Foresight Contributions

Providing flexible pathways for learners to support post-pandemic recovery

Denise Amyot, President and CEO, Colleges and Institutes Canada

With case counts dropping and one of the best vaccination rates in the word, Canada is finally starting to return to a state of normalcy after a long pandemic. There are many reasons to be optimistic, but we can’t deny that the impacts of this unprecedented crisis will stay with us for some time still. As we look to a post-pandemic recovery, we must make sure that displaced workers and all those whose livelihood was affected can re-enter the labour market quickly, and with the skills they need to succeed. This means colleges and institutes, and in fact all post-secondary institutions, will have a critical role to play in the months ahead.

The job market was already evolving before the pandemic, with advances in technology and the impacts of climate change pressuring traditional employment, and an aging population creating labour shortages.  COVID-19 has only compounded these disruptions, creating a new sense of urgency. In fact, according to the World Economic Forum “automation, in tandem with the COVID-19 recession, is creating a ‘double-disruption’ scenario for workers”.

It is also important to note that this pandemic has been especially hard on already vulnerable individuals whose employment situation was less stable or who, by serving in essential positions, found themselves at higher risk working on the front lines. Among the most affected were people with only a secondary-school credential, women, racialized minorities, and youth. Upskilling is going to be especially important for those segments of the population, so we must focus on removing barriers to training when planning for a post-pandemic recovery.

Given the urgent needs, it is critical that we provide flexible pathways for learners, which has always been one of the great strengths of the Canadian college and institute system.
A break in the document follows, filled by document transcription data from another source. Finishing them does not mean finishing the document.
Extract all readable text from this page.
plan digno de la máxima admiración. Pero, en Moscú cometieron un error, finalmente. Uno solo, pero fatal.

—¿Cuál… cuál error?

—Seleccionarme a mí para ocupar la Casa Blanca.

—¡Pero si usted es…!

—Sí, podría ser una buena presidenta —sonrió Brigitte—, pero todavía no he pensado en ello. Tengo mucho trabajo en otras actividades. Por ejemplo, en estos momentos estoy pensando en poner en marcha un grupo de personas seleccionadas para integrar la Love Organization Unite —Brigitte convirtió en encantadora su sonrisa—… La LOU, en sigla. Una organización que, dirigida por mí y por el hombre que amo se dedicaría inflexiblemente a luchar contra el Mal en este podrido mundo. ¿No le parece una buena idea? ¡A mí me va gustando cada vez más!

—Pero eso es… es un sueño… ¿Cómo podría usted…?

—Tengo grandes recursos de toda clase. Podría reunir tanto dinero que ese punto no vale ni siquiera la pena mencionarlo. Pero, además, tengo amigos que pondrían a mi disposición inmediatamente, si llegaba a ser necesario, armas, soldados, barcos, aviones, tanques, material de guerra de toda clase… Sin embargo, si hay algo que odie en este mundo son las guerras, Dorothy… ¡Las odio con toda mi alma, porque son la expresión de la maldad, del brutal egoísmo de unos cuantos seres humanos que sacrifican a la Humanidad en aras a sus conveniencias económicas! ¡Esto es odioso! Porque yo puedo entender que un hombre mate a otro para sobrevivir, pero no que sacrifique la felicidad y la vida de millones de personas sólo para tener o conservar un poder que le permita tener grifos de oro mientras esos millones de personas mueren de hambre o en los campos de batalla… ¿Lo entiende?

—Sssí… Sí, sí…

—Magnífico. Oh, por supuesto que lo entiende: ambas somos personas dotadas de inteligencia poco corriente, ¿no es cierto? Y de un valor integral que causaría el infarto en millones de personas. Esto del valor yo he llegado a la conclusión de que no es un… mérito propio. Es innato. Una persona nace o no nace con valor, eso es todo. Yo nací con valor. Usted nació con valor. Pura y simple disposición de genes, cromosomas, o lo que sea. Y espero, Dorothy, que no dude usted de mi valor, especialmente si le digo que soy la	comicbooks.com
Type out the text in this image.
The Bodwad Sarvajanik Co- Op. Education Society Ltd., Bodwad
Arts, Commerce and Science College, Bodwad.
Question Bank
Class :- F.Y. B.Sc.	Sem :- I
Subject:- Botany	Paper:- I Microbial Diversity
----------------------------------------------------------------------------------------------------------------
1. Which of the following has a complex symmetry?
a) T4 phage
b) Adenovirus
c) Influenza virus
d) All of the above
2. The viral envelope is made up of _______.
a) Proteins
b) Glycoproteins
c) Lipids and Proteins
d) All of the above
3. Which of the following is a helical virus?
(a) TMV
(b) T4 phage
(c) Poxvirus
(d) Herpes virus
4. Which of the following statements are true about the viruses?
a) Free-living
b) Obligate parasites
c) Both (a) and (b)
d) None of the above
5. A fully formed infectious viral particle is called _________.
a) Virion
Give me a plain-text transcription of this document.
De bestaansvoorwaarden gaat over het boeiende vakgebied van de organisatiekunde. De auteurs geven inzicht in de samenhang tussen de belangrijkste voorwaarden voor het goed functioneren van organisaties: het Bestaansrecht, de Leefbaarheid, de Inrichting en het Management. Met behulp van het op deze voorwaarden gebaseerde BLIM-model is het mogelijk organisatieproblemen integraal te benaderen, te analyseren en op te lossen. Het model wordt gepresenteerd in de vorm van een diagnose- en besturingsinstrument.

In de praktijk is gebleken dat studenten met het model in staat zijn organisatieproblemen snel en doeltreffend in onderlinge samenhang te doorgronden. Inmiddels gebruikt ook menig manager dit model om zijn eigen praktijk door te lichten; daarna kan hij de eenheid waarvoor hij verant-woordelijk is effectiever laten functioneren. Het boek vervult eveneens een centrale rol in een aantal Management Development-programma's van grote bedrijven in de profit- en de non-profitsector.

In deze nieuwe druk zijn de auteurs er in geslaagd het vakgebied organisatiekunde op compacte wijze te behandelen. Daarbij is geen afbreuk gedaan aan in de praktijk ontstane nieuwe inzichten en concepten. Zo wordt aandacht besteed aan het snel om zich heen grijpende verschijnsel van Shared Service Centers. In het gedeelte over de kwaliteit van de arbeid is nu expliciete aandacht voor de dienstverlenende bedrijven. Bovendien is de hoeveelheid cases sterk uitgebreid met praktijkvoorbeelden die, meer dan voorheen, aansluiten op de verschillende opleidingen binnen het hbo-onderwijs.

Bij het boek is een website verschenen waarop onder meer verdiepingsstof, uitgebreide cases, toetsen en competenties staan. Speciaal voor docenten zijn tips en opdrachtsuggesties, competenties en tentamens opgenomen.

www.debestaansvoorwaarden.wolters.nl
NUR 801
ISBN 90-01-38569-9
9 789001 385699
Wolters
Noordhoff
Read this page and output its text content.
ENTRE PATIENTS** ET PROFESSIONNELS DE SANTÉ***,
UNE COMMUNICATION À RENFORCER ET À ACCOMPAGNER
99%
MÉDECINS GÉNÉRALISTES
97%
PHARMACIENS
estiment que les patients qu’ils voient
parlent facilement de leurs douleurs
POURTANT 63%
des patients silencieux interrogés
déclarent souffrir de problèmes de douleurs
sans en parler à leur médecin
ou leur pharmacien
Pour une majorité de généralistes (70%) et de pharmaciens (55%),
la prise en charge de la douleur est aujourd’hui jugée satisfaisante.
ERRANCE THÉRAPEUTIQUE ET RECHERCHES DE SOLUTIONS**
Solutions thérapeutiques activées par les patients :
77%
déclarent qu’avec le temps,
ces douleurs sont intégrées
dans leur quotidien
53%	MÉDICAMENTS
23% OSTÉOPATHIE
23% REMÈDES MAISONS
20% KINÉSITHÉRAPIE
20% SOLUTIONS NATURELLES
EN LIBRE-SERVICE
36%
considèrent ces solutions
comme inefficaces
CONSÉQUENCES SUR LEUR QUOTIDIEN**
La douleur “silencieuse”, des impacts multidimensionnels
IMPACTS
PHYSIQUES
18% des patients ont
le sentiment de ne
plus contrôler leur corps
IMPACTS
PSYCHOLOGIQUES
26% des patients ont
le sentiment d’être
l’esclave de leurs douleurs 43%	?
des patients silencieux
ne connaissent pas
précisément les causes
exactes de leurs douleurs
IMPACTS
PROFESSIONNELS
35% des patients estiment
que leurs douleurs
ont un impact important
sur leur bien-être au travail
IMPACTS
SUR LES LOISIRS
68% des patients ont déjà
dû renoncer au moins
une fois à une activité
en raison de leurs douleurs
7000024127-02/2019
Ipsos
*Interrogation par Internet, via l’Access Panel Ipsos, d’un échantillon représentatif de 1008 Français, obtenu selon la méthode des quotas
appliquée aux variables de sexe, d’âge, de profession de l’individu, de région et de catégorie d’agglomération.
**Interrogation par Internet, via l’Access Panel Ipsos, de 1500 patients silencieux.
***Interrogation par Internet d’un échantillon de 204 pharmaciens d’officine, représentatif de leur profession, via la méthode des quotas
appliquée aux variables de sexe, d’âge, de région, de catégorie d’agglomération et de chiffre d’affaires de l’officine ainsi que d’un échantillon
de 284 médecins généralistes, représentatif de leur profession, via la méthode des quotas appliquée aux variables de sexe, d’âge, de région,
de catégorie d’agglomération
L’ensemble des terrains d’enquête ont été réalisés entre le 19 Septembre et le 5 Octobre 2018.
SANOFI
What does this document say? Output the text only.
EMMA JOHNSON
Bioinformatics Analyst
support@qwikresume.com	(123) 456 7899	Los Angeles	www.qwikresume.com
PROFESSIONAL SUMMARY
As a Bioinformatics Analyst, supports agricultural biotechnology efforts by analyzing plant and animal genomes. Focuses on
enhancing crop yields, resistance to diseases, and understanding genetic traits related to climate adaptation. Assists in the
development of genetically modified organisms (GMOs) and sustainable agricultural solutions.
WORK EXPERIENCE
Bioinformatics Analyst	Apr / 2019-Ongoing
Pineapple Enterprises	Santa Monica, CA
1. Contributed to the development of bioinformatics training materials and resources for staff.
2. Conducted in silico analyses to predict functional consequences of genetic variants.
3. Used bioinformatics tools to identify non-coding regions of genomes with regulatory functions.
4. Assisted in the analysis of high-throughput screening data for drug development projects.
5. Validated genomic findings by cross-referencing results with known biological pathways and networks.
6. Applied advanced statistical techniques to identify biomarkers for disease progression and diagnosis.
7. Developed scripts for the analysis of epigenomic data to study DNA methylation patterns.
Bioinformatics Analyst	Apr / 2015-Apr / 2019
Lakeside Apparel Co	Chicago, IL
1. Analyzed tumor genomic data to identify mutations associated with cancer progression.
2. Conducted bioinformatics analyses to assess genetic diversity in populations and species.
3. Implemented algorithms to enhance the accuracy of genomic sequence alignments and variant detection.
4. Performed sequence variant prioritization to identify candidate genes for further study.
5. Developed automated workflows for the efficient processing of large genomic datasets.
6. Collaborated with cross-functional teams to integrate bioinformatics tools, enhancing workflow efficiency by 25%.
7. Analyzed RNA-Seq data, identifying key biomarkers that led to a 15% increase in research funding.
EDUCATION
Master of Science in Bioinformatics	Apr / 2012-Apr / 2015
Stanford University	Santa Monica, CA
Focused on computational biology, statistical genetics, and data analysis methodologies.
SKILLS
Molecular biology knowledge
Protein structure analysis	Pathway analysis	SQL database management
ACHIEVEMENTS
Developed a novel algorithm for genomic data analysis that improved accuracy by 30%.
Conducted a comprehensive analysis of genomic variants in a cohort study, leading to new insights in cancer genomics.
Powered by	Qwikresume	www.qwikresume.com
CICan members offer more than 10,000 programs including a large diversity of degrees and certificates, microcredentials, as well as part-time and accelerated program options. These short-cycle training opportunities are becoming especially popular in Canada and help support a culture of life-long learning which is by far the best way to protect ourselves from disruptive technologies, or a sudden crisis like the pandemic.

Microcredentials in particular are in growing demand across Canada, and the majority of our members now offer them either online or in person. They do remain quite varied, however, which is why our association recently launched a national framework on microcredentials, including guidelines and a common definition that is supported by all our regional counterparts across the country.

This framework defines a micro-credential as a certification of assessed competencies that is additional, alternate, complementary to, or a component of a formal qualification. It also articulates the leadership role colleges and institutes are playing in offering micro-credentials, largely in response to the needs of employers in their communities.

Thanks to these wonderful upskilling and reskilling opportunities, as well as a variety of formal credentials, including joint degrees, diplomas and certificates, Canadian and international students have access to many diverse pathways to achieve their education and career goals. Meanwhile, thousands of articulation agreements between colleges, institutes and universities facilitate transferability between post-secondary institutions.

COVID-19 has also forced us all to rethink education delivery by making online-learning the new normal. While the efforts of colleges and institutes have been nothing short of miraculous, transitioning tens of thousands of courses online, including many that traditionally involve hands-on training and work-integrated learning opportunities, and supporting students throughout the process, the current crisis has also exposed significant gaps.

Access to broadband internet remains uneven across Canada and security concerns are still a challenge for both institutions and students. Upgrading digital infrastructures should be a cornerstone of recovery efforts and recognize the importance of providing as many people as possible with the means to access learning opportunities. Again, this is a way to make post-secondary training easier to access, by multiplying the options available and allowing individual learners with as much flexibility as possible.

Many challenges remain, and we will have to be creative in the months ahead to support learners and help relaunch our national economies in a way that is both fair and sustainable. But that has always been the purpose of Canada’s colleges and institutes, and they have shown over the past year that they are stepping up to support their students, and their communities.